The talk is that the first film was to be Number One in a trilogy. Hopefully, it hasn’t run out of steam right out of the gate. “World War Z” was suspenseful, scary, and exciting in 3D, and I’d still like to see those twelve minutes of Red Square film. I find the back-story regarding filming problems as interesting as the actual film. But any time they send Brad Pitt to my theater, in person, to hand out tee shirts (this actually happened in Chicago and elsewhere), count me in.
It’s an exciting film throughout, although it is interesting to watch the numbers (of extras) shrink as the film progresses, which does not in any way detract from the suspense the fairly predictable solution to the world’s zombie plague problem provides by film’s finale.

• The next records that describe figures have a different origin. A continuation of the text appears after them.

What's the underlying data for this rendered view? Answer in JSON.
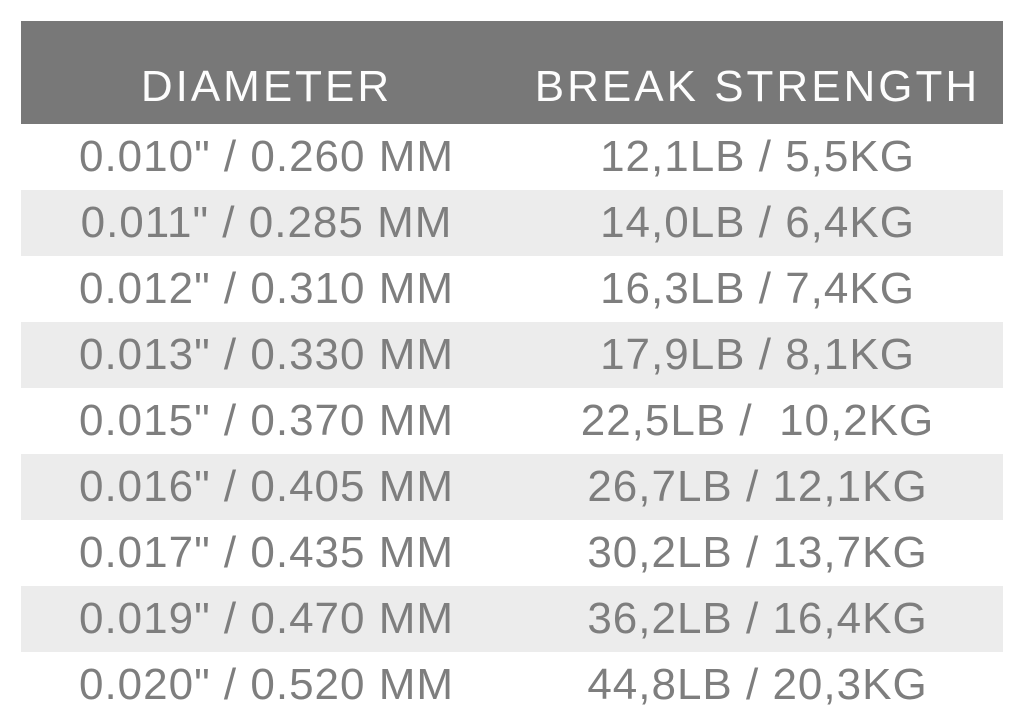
{
  "colors": {
    "header_bg": "#787878",
    "header_text": "#fdfdfd",
    "body_text": "#7e7e7e",
    "stripe_bg": "#ececec",
    "page_bg": "#ffffff"
  },
  "table": {
    "headers": [
      "DIAMETER",
      "BREAK STRENGTH"
    ],
    "rows": [
      [
        "0.010\" / 0.260 MM",
        "12,1LB / 5,5KG"
      ],
      [
        "0.011\" / 0.285 MM",
        "14,0LB / 6,4KG"
      ],
      [
        "0.012\" / 0.310 MM",
        "16,3LB / 7,4KG"
      ],
      [
        "0.013\" / 0.330 MM",
        "17,9LB / 8,1KG"
      ],
      [
        "0.015\" / 0.370 MM",
        "22,5LB /  10,2KG"
      ],
      [
        "0.016\" / 0.405 MM",
        "26,7LB / 12,1KG"
      ],
      [
        "0.017\" / 0.435 MM",
        "30,2LB / 13,7KG"
      ],
      [
        "0.019\" / 0.470 MM",
        "36,2LB / 16,4KG"
      ],
      [
        "0.020\" / 0.520 MM",
        "44,8LB / 20,3KG"
      ]
    ]
  },
  "chart_data": {
    "type": "table",
    "columns": [
      "DIAMETER",
      "BREAK STRENGTH"
    ],
    "rows": [
      {
        "diameter_in": 0.01,
        "diameter_mm": 0.26,
        "break_lb": 12.1,
        "break_kg": 5.5
      },
      {
        "diameter_in": 0.011,
        "diameter_mm": 0.285,
        "break_lb": 14.0,
        "break_kg": 6.4
      },
      {
        "diameter_in": 0.012,
        "diameter_mm": 0.31,
        "break_lb": 16.3,
        "break_kg": 7.4
      },
      {
        "diameter_in": 0.013,
        "diameter_mm": 0.33,
        "break_lb": 17.9,
        "break_kg": 8.1
      },
      {
        "diameter_in": 0.015,
        "diameter_mm": 0.37,
        "break_lb": 22.5,
        "break_kg": 10.2
      },
      {
        "diameter_in": 0.016,
        "diameter_mm": 0.405,
        "break_lb": 26.7,
        "break_kg": 12.1
      },
      {
        "diameter_in": 0.017,
        "diameter_mm": 0.435,
        "break_lb": 30.2,
        "break_kg": 13.7
      },
      {
        "diameter_in": 0.019,
        "diameter_mm": 0.47,
        "break_lb": 36.2,
        "break_kg": 16.4
      },
      {
        "diameter_in": 0.02,
        "diameter_mm": 0.52,
        "break_lb": 44.8,
        "break_kg": 20.3
      }
    ]
  }
}
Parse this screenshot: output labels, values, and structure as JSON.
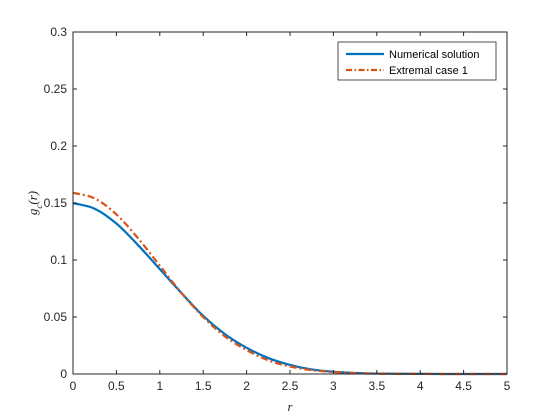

Kudos to the tooth-clacking zombie in the World Health Organization lab and let’s get this bad boy trilogy back on the road with better supervision/leadership in the future. Quote from Director Marc Forster (Vanity Fair, June issue), “You are having a meltdown while you are
working. So, I don’t usually know what is going on.” Then he added, “For me, it’s like, I had a good time on this film. I didn’t feel like it was a big drama. I feel like, yes, the ending didn’t work. Yes, we all thought it was going to work. Yes, we decided it’s not the right ending. Yes, we decided to change it and spend more money. Yes, it never happened to me before on any of my other movies. But I think this movie is more original and bigger and more special than I have ever done before.”